In the 1930s, the merchants went through an economic crisis that led them to sell their shops to the Jews of Egypt, which transformed it into the ‘El Kanto’ used clothing market. They had control over the shops until the 1950s, and then, the shops were sold to a family from Upper Egypt, which transformed El Wekala into the market that it is today.
El Wekala is ingrained into the Egyptian rhetoric to the extent that it appeared in many films, including the film “Wekalet el Balah” (1982) featuring iconic actor Mahmoud Yassin, and the TV series “Lan a’ish f gelbab abi” (I won’t live in my father’s clothing (1996) featuring esteemed actor Nour El Sherif.
Today, Wekalet el Balah is a ground where many opt for deals on used clothing, fabrics, or European clothing store stocks. This democratized access to good quality clothing; nowadays it is an environmentalist’s haven. Every clothing item that well-off Egyptians gave away, for charity or discard, can be found there.
A sustainable shopping hotspot
Under the guise of sustainability and a deep-rooted hatred for fast fashion, El Wekala became a hotspot. Now, teens from all over the city roam El Wekala, looking for the most ‘vintage’ leather jacket, or the biggest dad shirt that will fit them.
With the sustainable fashion industry’s own caveats, it is understandable to venture into El Wekala seeking an alternative. Yet, one concern with its increasing popularity is that the same clothes found in the market are being sold in little Zamalek Boutiques for three times their original price.

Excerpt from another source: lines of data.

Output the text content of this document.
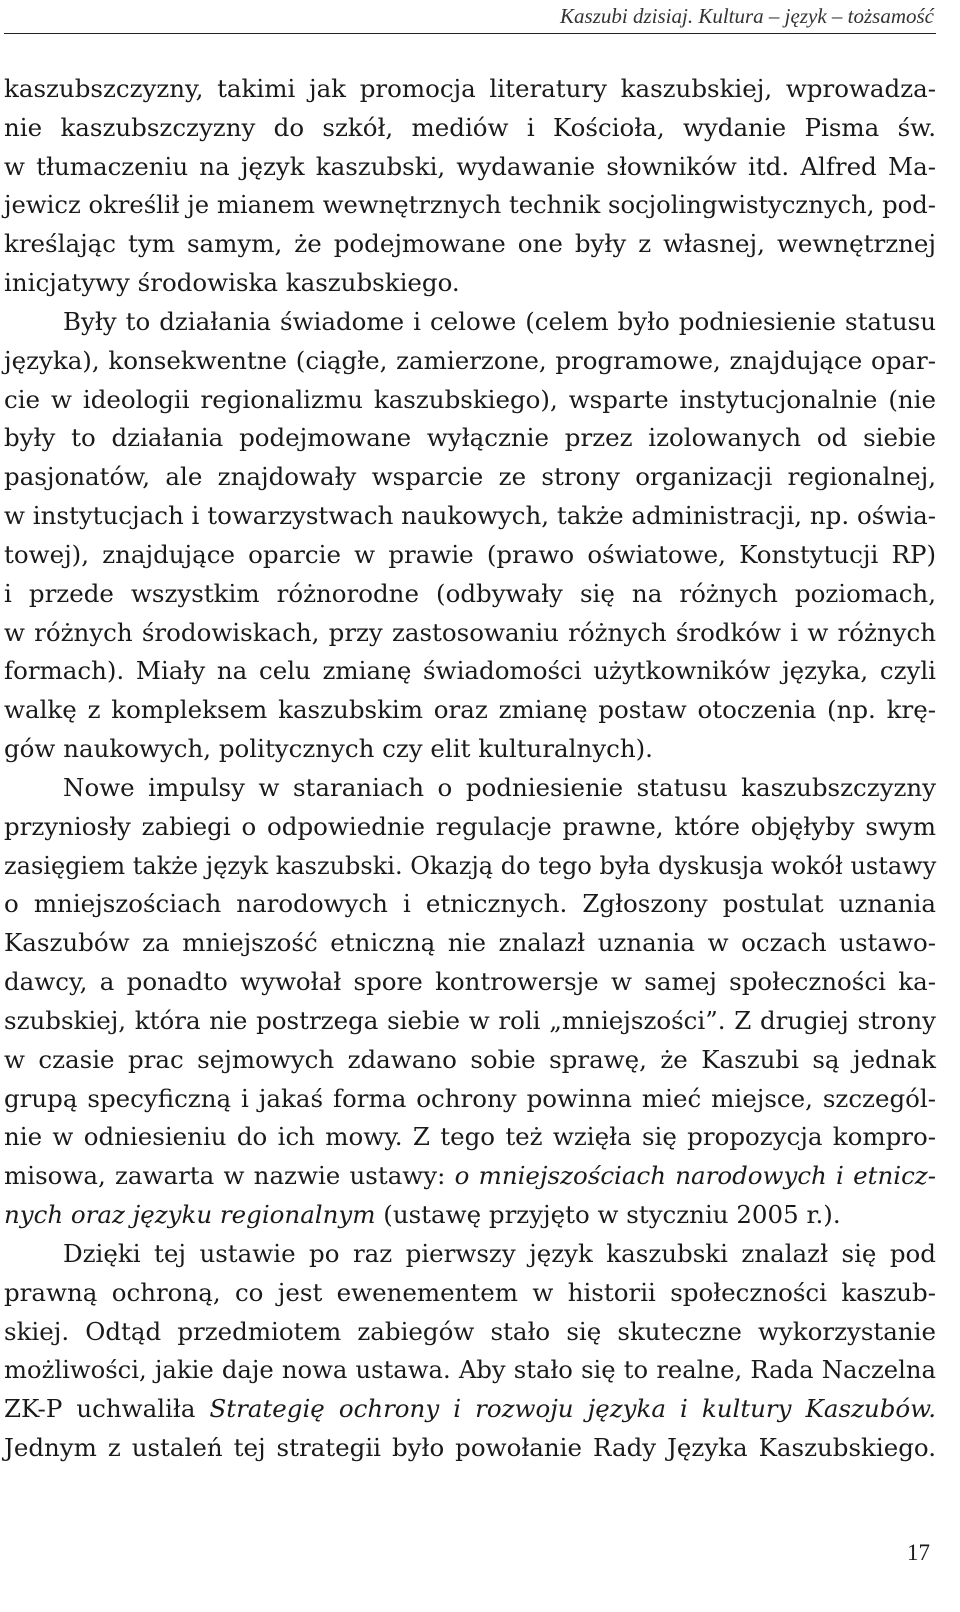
Kaszubi dzisiaj. Kultura – język – tożsamość
kaszubszczyzny, takimi jak promocja literatury kaszubskiej, wprowadza-
nie kaszubszczyzny do szkół, mediów i Kościoła, wydanie Pisma św.
w tłumaczeniu na język kaszubski, wydawanie słowników itd. Alfred Ma-
jewicz określił je mianem wewnętrznych technik socjolingwistycznych, pod-
kreślając tym samym, że podejmowane one były z własnej, wewnętrznej
inicjatywy środowiska kaszubskiego.
Były to działania świadome i celowe (celem było podniesienie statusu
języka), konsekwentne (ciągłe, zamierzone, programowe, znajdujące opar-
cie w ideologii regionalizmu kaszubskiego), wsparte instytucjonalnie (nie
były to działania podejmowane wyłącznie przez izolowanych od siebie
pasjonatów, ale znajdowały wsparcie ze strony organizacji regionalnej,
w instytucjach i towarzystwach naukowych, także administracji, np. oświa-
towej), znajdujące oparcie w prawie (prawo oświatowe, Konstytucji RP)
i przede wszystkim różnorodne (odbywały się na różnych poziomach,
w różnych środowiskach, przy zastosowaniu różnych środków i w różnych
formach). Miały na celu zmianę świadomości użytkowników języka, czyli
walkę z kompleksem kaszubskim oraz zmianę postaw otoczenia (np. krę-
gów naukowych, politycznych czy elit kulturalnych).
Nowe impulsy w staraniach o podniesienie statusu kaszubszczyzny
przyniosły zabiegi o odpowiednie regulacje prawne, które objęłyby swym
zasięgiem także język kaszubski. Okazją do tego była dyskusja wokół ustawy
o mniejszościach narodowych i etnicznych. Zgłoszony postulat uznania
Kaszubów za mniejszość etniczną nie znalazł uznania w oczach ustawo-
dawcy, a ponadto wywołał spore kontrowersje w samej społeczności ka-
szubskiej, która nie postrzega siebie w roli „mniejszości”. Z drugiej strony
w czasie prac sejmowych zdawano sobie sprawę, że Kaszubi są jednak
grupą specyficzną i jakaś forma ochrony powinna mieć miejsce, szczegól-
nie w odniesieniu do ich mowy. Z tego też wzięła się propozycja kompro-
misowa, zawarta w nazwie ustawy: o mniejszościach narodowych i etnicz-
nych oraz języku regionalnym (ustawę przyjęto w styczniu 2005 r.).
Dzięki tej ustawie po raz pierwszy język kaszubski znalazł się pod
prawną ochroną, co jest ewenementem w historii społeczności kaszub-
skiej. Odtąd przedmiotem zabiegów stało się skuteczne wykorzystanie
możliwości, jakie daje nowa ustawa. Aby stało się to realne, Rada Naczelna
ZK-P uchwaliła Strategię ochrony i rozwoju języka i kultury Kaszubów.
Jednym z ustaleń tej strategii było powołanie Rady Języka Kaszubskiego.
17
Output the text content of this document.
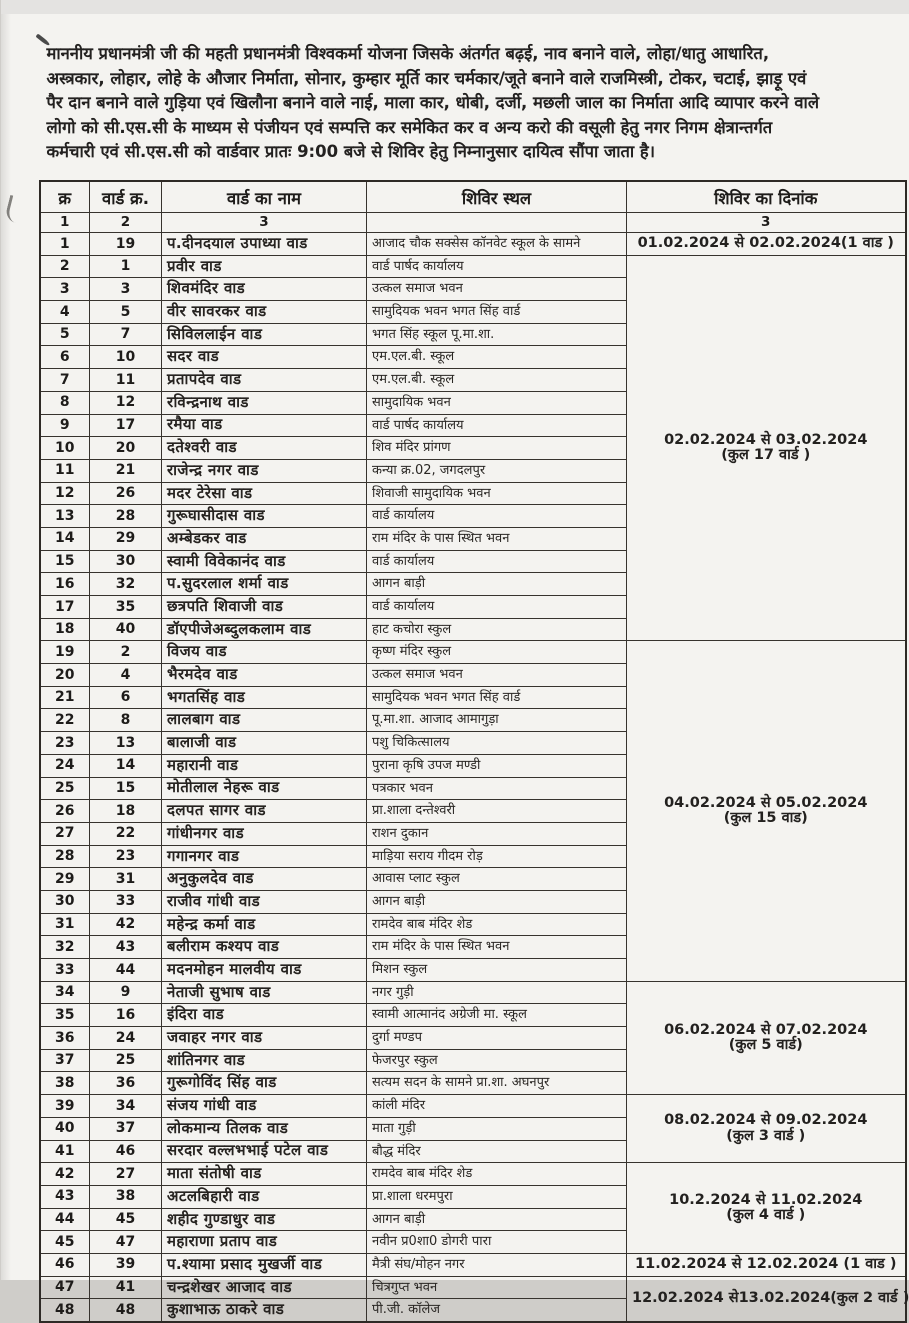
माननीय प्रधानमंत्री जी की महती प्रधानमंत्री विश्वकर्मा योजना जिसके अंतर्गत बढ़ई, नाव बनाने वाले, लोहा/धातु आधारित,
अस्त्रकार, लोहार, लोहे के औजार निर्माता, सोनार, कुम्हार मूर्ति कार चर्मकार/जूते बनाने वाले राजमिस्त्री, टोकर, चटाई, झाड़ू एवं
पैर दान बनाने वाले गुड़िया एवं खिलौना बनाने वाले नाई, माला कार, धोबी, दर्जी, मछली जाल का निर्माता आदि व्यापार करने वाले
लोगो को सी.एस.सी के माध्यम से पंजीयन एवं सम्पत्ति कर समेकित कर व अन्य करो की वसूली हेतु नगर निगम क्षेत्रान्तर्गत
कर्मचारी एवं सी.एस.सी को वार्डवार प्रातः 9:00 बजे से शिविर हेतु निम्नानुसार दायित्व सौंपा जाता है।
क्र	वार्ड क्र.	वार्ड का नाम	शिविर स्थल	शिविर का दिनांक
1	2	3		3
1	19	प.दीनदयाल उपाध्या वाड	आजाद चौक सक्सेस कॉनवेट स्कूल के सामने	01.02.2024 से 02.02.2024(1 वाड )

2	1	प्रवीर वाड	वार्ड पार्षद कार्यालय	02.02.2024 से 03.02.2024
(कुल 17 वार्ड )

3	3	शिवमंदिर वाड	उत्कल समाज भवन	
4	5	वीर सावरकर वाड	सामुदियक भवन भगत सिंह वार्ड	
5	7	सिविललाईन वाड	भगत सिंह स्कूल पू.मा.शा.	
6	10	सदर वाड	एम.एल.बी. स्कूल	
7	11	प्रतापदेव वाड	एम.एल.बी. स्कूल	
8	12	रविन्द्रनाथ वाड	सामुदायिक भवन	
9	17	रमैया वाड	वार्ड पार्षद कार्यालय	
10	20	दतेश्वरी वाड	शिव मंदिर प्रांगण	
11	21	राजेन्द्र नगर वाड	कन्या क्र.02, जगदलपुर	
12	26	मदर टेरेसा वाड	शिवाजी सामुदायिक भवन	
13	28	गुरूघासीदास वाड	वार्ड कार्यालय	
14	29	अम्बेडकर वाड	राम मंदिर के पास स्थित भवन	
15	30	स्वामी विवेकानंद वाड	वार्ड कार्यालय	
16	32	प.सुदरलाल शर्मा वाड	आगन बाड़ी	
17	35	छत्रपति शिवाजी वाड	वार्ड कार्यालय	
18	40	डॉएपीजेअब्दुलकलाम वाड	हाट कचोरा स्कुल	
19	2	विजय वाड	कृष्ण मंदिर स्कुल	04.02.2024 से 05.02.2024
(कुल 15 वाड)

20	4	भैरमदेव वाड	उत्कल समाज भवन	
21	6	भगतसिंह वाड	सामुदियक भवन भगत सिंह वार्ड	
22	8	लालबाग वाड	पू.मा.शा. आजाद आमागुड़ा	
23	13	बालाजी वाड	पशु चिकित्सालय	
24	14	महारानी वाड	पुराना कृषि उपज मण्डी	
25	15	मोतीलाल नेहरू वाड	पत्रकार भवन	
26	18	दलपत सागर वाड	प्रा.शाला दन्तेश्वरी	
27	22	गांधीनगर वाड	राशन दुकान	
28	23	गगानगर वाड	माड़िया सराय गीदम रोड़	
29	31	अनुकुलदेव वाड	आवास प्लाट स्कुल	
30	33	राजीव गांधी वाड	आगन बाड़ी	
31	42	महेन्द्र कर्मा वाड	रामदेव बाब मंदिर शेड	
32	43	बलीराम कश्यप वाड	राम मंदिर के पास स्थित भवन	
33	44	मदनमोहन मालवीय वाड	मिशन स्कुल	
34	9	नेताजी सुभाष वाड	नगर गुड़ी	06.02.2024 से 07.02.2024
(कुल 5 वार्ड)

35	16	इंदिरा वाड	स्वामी आत्मानंद अग्रेजी मा. स्कूल	
36	24	जवाहर नगर वाड	दुर्गा मण्डप	
37	25	शांतिनगर वाड	फेजरपुर स्कुल	
38	36	गुरूगोविंद सिंह वाड	सत्यम सदन के सामने प्रा.शा. अघनपुर	
39	34	संजय गांधी वाड	कांली मंदिर	08.02.2024 से 09.02.2024
(कुल 3 वार्ड )

40	37	लोकमान्य तिलक वाड	माता गुड़ी	
41	46	सरदार वल्लभभाई पटेल वाड	बौद्ध मंदिर	
42	27	माता संतोषी वाड	रामदेव बाब मंदिर शेड	10.2.2024 से 11.02.2024
(कुल 4 वार्ड )

43	38	अटलबिहारी वाड	प्रा.शाला धरमपुरा	
44	45	शहीद गुण्डाधुर वाड	आगन बाड़ी	
45	47	महाराणा प्रताप वाड	नवीन प्र0शा0 डोगरी पारा	
46	39	प.श्यामा प्रसाद मुखर्जी वाड	मैत्री संघ/मोहन नगर	11.02.2024 से 12.02.2024 (1 वाड )

47	41	चन्द्रशेखर आजाद वाड	चित्रगुप्त भवन	12.02.2024 से13.02.2024(कुल 2 वार्ड )

48	48	कुशाभाऊ ठाकरे वाड	पी.जी. कॉलेज	
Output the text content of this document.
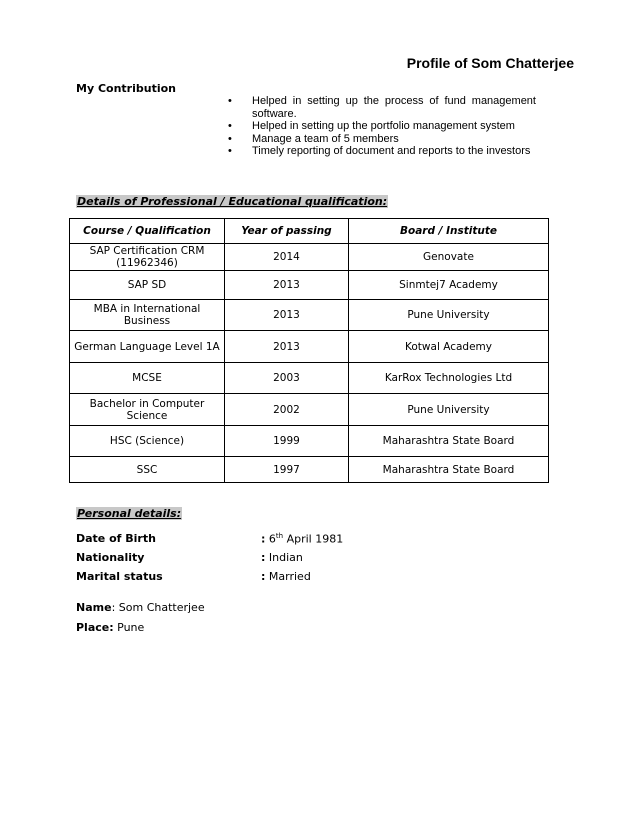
Profile of Som Chatterjee
My Contribution
• Helped in setting up the process of fund management software.
• Helped in setting up the portfolio management system
• Manage a team of 5 members
• Timely reporting of document and reports to the investors
Details of Professional / Educational qualification:
Course / Qualification	Year of passing	Board / Institute
SAP Certification CRM (11962346)	2014	Genovate
SAP SD	2013	Sinmtej7 Academy
MBA in International Business	2013	Pune University
German Language Level 1A	2013	Kotwal Academy
MCSE	2003	KarRox Technologies Ltd
Bachelor in Computer Science	2002	Pune University
HSC (Science)	1999	Maharashtra State Board
SSC	1997	Maharashtra State Board
Personal details:
Date of Birth	: 6th April 1981
Nationality	: Indian
Marital status	: Married
Name: Som Chatterjee
Place: Pune
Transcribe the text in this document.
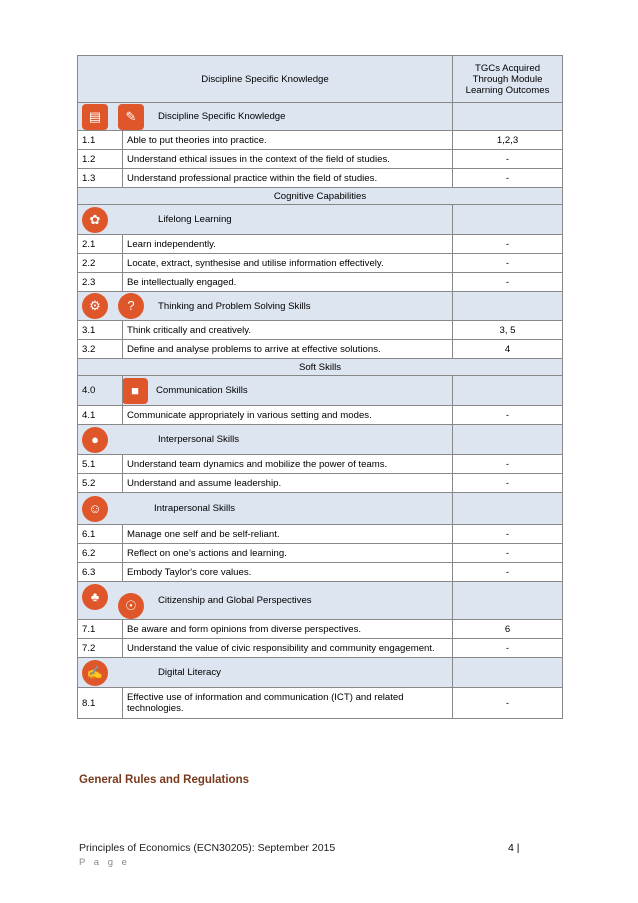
Discipline Specific Knowledge		TGCs Acquired Through Module Learning Outcomes

▤ ✎ Discipline Specific Knowledge		

1.1	Able to put theories into practice.	1,2,3
1.2	Understand ethical issues in the context of the field of studies.	-
1.3	Understand professional practice within the field of studies.	-
Cognitive Capabilities		

✿ Lifelong Learning		

2.1	Learn independently.	-
2.2	Locate, extract, synthesise and utilise information effectively.	-
2.3	Be intellectually engaged.	-

⚙ ? Thinking and Problem Solving Skills		

3.1	Think critically and creatively.	3, 5
3.2	Define and analyse problems to arrive at effective solutions.	4
Soft Skills		
4.0	■ Communication Skills	

4.1	Communicate appropriately in various setting and modes.	-

● Interpersonal Skills		

5.1	Understand team dynamics and mobilize the power of teams.	-
5.2	Understand and assume leadership.	-

☺ Intrapersonal Skills		

6.1	Manage one self and be self-reliant.	-
6.2	Reflect on one’s actions and learning.	-
6.3	Embody Taylor's core values.	-

♣
☉ Citizenship and Global Perspectives		

7.1	Be aware and form opinions from diverse perspectives.	6
7.2	Understand the value of civic responsibility and community engagement.	-

✍ Digital Literacy		

8.1	Effective use of information and communication (ICT) and related technologies.	-
General Rules and Regulations
Principles of Economics (ECN30205): September 2015
P a g e
4 |
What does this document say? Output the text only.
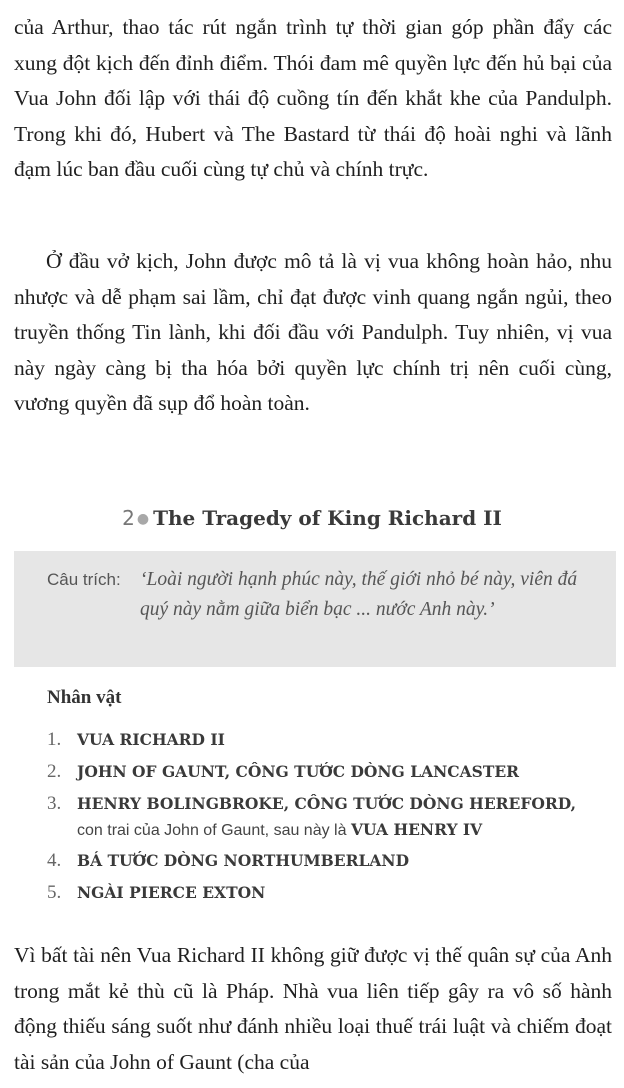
của Arthur, thao tác rút ngắn trình tự thời gian góp phần đẩy các xung đột kịch đến đỉnh điểm. Thói đam mê quyền lực đến hủ bại của Vua John đối lập với thái độ cuồng tín đến khắt khe của Pandulph. Trong khi đó, Hubert và The Bastard từ thái độ hoài nghi và lãnh đạm lúc ban đầu cuối cùng tự chủ và chính trực.

Ở đầu vở kịch, John được mô tả là vị vua không hoàn hảo, nhu nhược và dễ phạm sai lầm, chỉ đạt được vinh quang ngắn ngủi, theo truyền thống Tin lành, khi đối đầu với Pandulph. Tuy nhiên, vị vua này ngày càng bị tha hóa bởi quyền lực chính trị nên cuối cùng, vương quyền đã sụp đổ hoàn toàn.

2 ● The Tragedy of King Richard II
Câu trích: ‘Loài người hạnh phúc này, thế giới nhỏ bé này, viên đá quý này nằm giữa biển bạc ... nước Anh này.’
Nhân vật
1. VUA RICHARD II
2. JOHN OF GAUNT, CÔNG TƯỚC DÒNG LANCASTER
3. HENRY BOLINGBROKE, CÔNG TƯỚC DÒNG HEREFORD,
con trai của John of Gaunt, sau này là VUA HENRY IV
4. BÁ TƯỚC DÒNG NORTHUMBERLAND
5. NGÀI PIERCE EXTON

Vì bất tài nên Vua Richard II không giữ được vị thế quân sự của Anh trong mắt kẻ thù cũ là Pháp. Nhà vua liên tiếp gây ra vô số hành động thiếu sáng suốt như đánh nhiều loại thuế trái luật và chiếm đoạt tài sản của John of Gaunt (cha của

Another new trend, brought forward by the rise of online sales, is people picking out the best pieces and selling them at their own prices on Instagram’s thrift pages. Many account owners end up finding hidden gems, such as old leather jackets seemingly in perfect condition, fashion-forward corduroy pants, that are on par with the latest fashion trends.
With the popularization of thrift shopping amongst the more well-off classes, the ‘shame’ of buying used clothes is no longer present, it is now fashionable for an individual to wear their father’s beach shirt from the seventies, or thrift for hidden treasures.
Not only is it considered fashionable, but it has also become a new normal for the new generation to source their clothing away from popular and global brands like Zara, H&M, and Bershka, and buy much more for a lower price.
This cements the ‘edge’ of thrift shopping which has attracted the younger generation, along with ‘vintage’ coming back into fashion, in early 2020.
That’s what El Wekala is entirely about, historical significance, it is not just another market in Cairo, it is a piece of its rich history.